7.12 By contrast, those who were not in favour of the Scottish Government proposals sometimes made explicit statements to the effect that reliance on public opinion did not represent 'an evidence-based approach' to decision making. Furthermore, some respondents in this group argued that people who lived in urban areas 'did not understand' or 'were ignorant about' the realities of rural life. There were strong views expressed that the current consultation was 'an attack' on the values of those living in rural areas, and that decisions about hunting with dogs were best left to those who lived in the countryside and understood the complexities and realities of rural life.

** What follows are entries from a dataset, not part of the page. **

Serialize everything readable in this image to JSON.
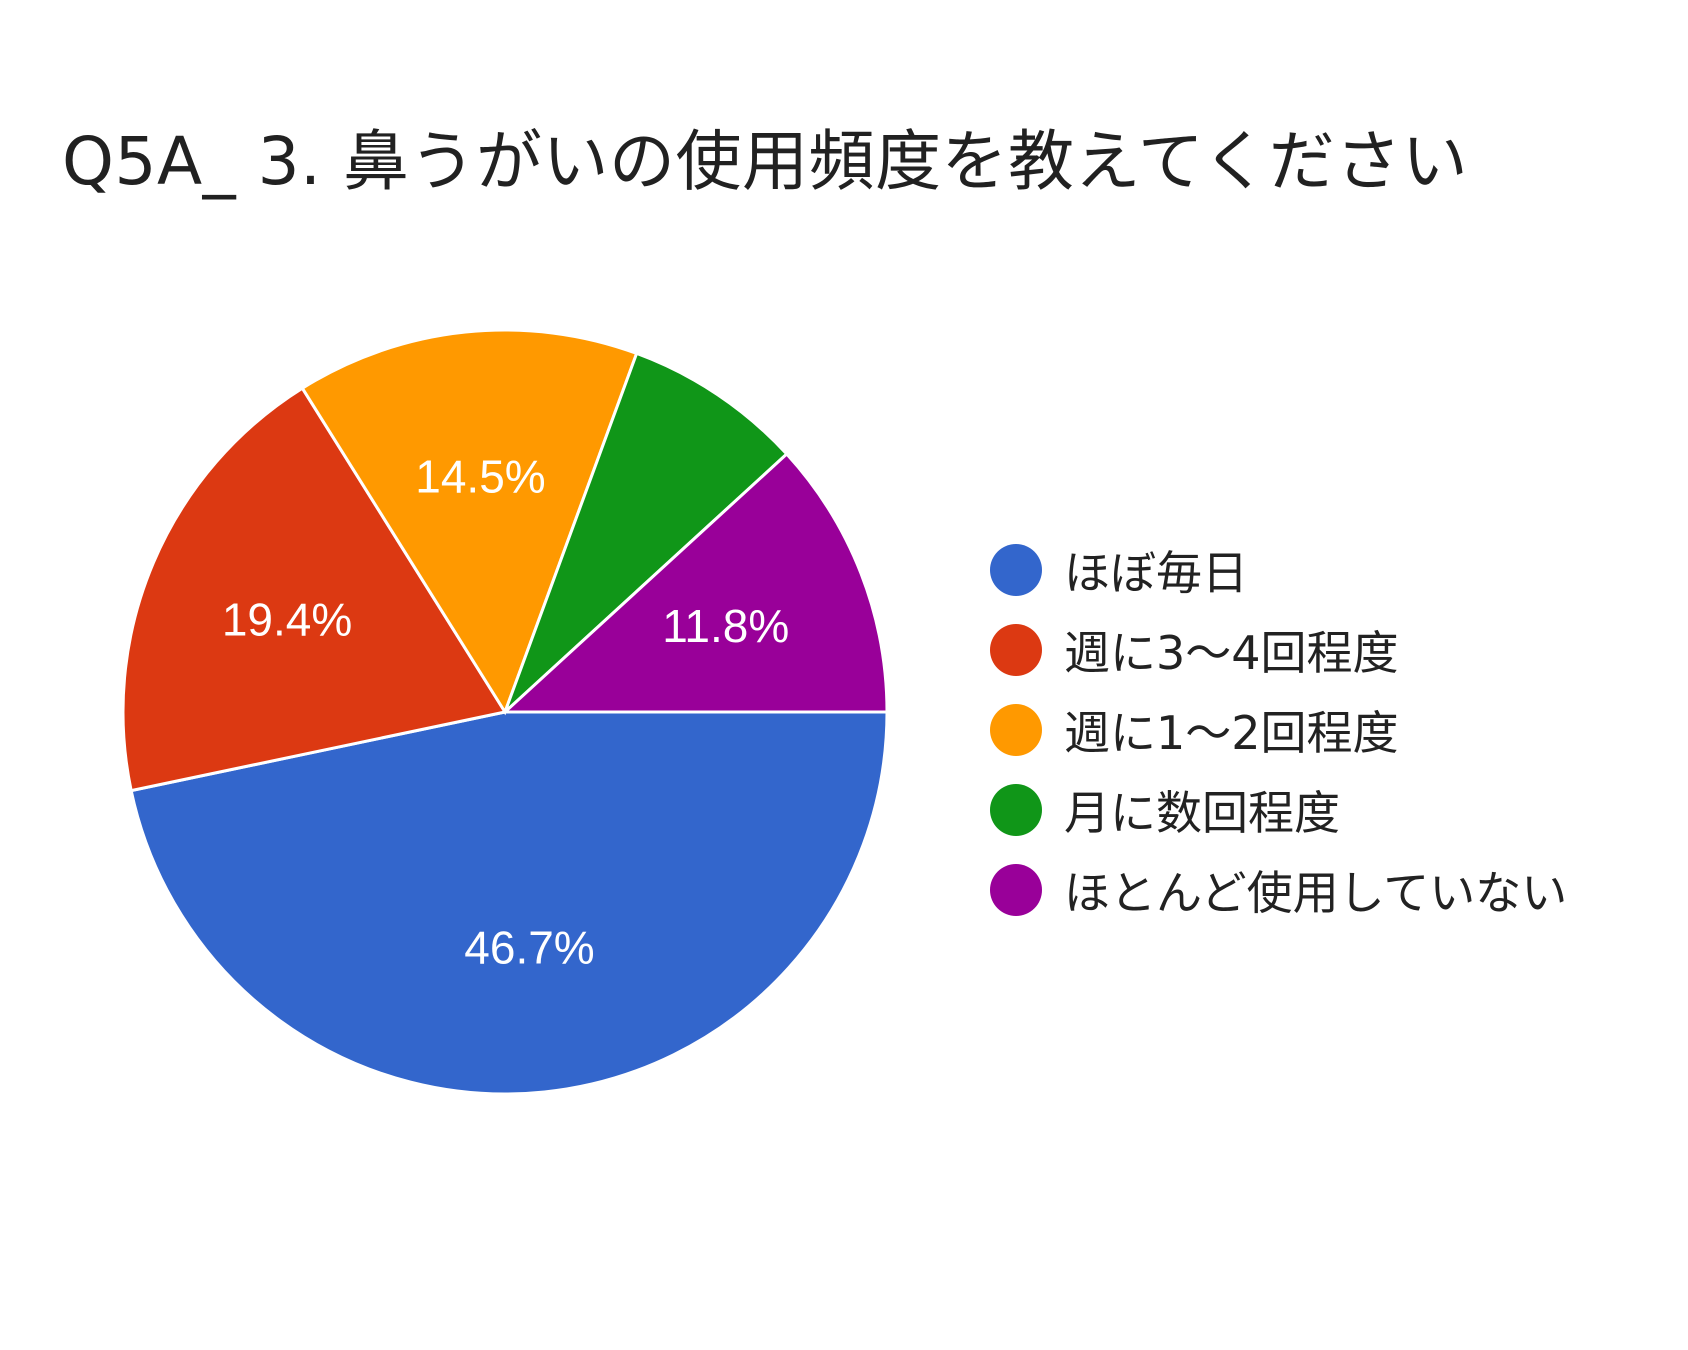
{
  "chart_data": {
    "type": "pie",
    "title": "Q5A_ 3. 鼻うがいの使用頻度を教えてください",
    "legend_position": "right",
    "slices": [
      {
        "label": "ほぼ毎日",
        "value": 46.7,
        "value_label": "46.7%",
        "color": "#3366cc"
      },
      {
        "label": "週に3〜4回程度",
        "value": 19.4,
        "value_label": "19.4%",
        "color": "#dc3912"
      },
      {
        "label": "週に1〜2回程度",
        "value": 14.5,
        "value_label": "14.5%",
        "color": "#ff9900"
      },
      {
        "label": "月に数回程度",
        "value": 7.6,
        "value_label": "",
        "color": "#109618"
      },
      {
        "label": "ほとんど使用していない",
        "value": 11.8,
        "value_label": "11.8%",
        "color": "#990099"
      }
    ]
  }
}
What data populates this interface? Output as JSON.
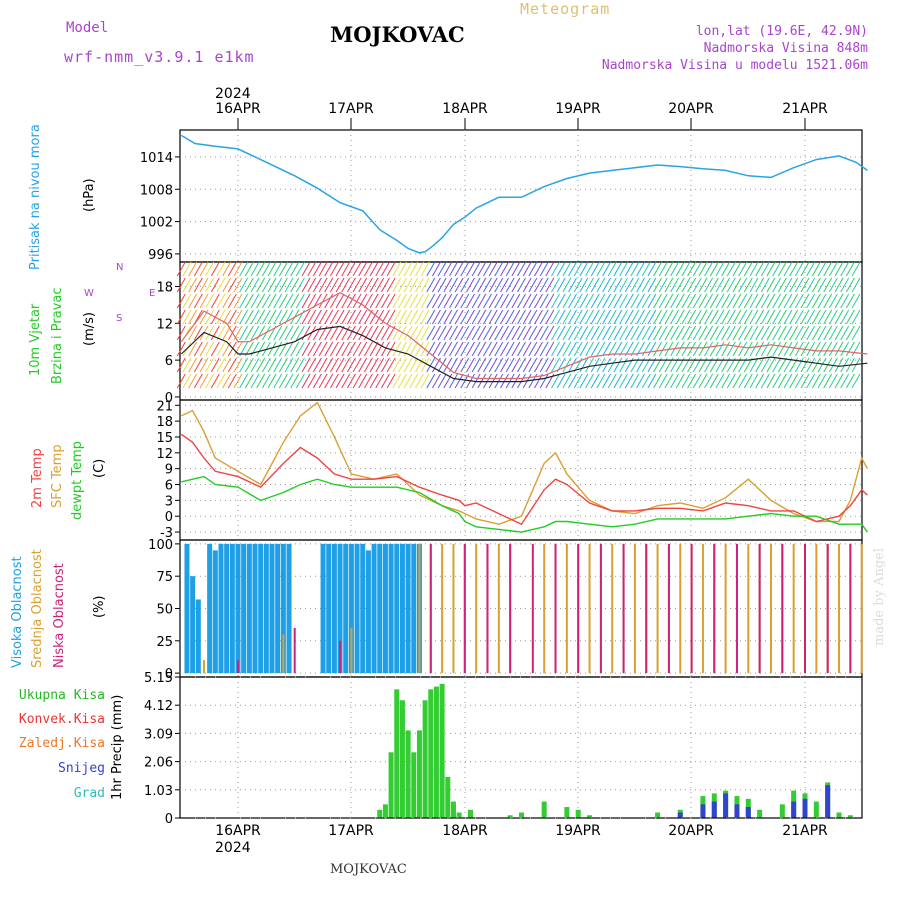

Current / future legislation

7.13 A range of specific (technical) points – additional to those already discussed earlier in this report – were made both about the current legislation and about the requirements in relation to any future legislation. Specifically:

  • Any current or future legislation should be clear in relation to the use of the guns for shooting foxes, including how close the guns should be in relation to the pack. (This point was made by an animal welfare organisation.)
  • Consideration should be given to the value of introducing a concept of 'vicarious liability' into the legislation – this would allow for the prosecution of landowners who have permitted a hunt to take place on their land if someone involved in that hunt commits an offence.
  • It is important to examine the rights and case law supporting Article 8 of the ECHR, (the right to respect for one's private and family life and home), Protocol 1 Article 1, (the right to the peaceful enjoyment of one's possessions), and Article 11, (the right to assembly and association). These appear to be in potential conflict with the proposals, and will likely lead to legal challenge.
  • There should be a re-consideration of the proposal that 'the onus of establishing that an activity falls within one of the exceptions detailed in the 2002 Act should lie upon the person accused of an offence'. It was suggested that, as it stands, this appears to propose a change to the burden of proof in criminal cases.
  • Given that, internationally, there is a generally accepted presumption against retrospective prosecutions, there should be a re-consideration of the proposal that 'the time limit for bringing prosecutions under the 2002 Act should be extended'.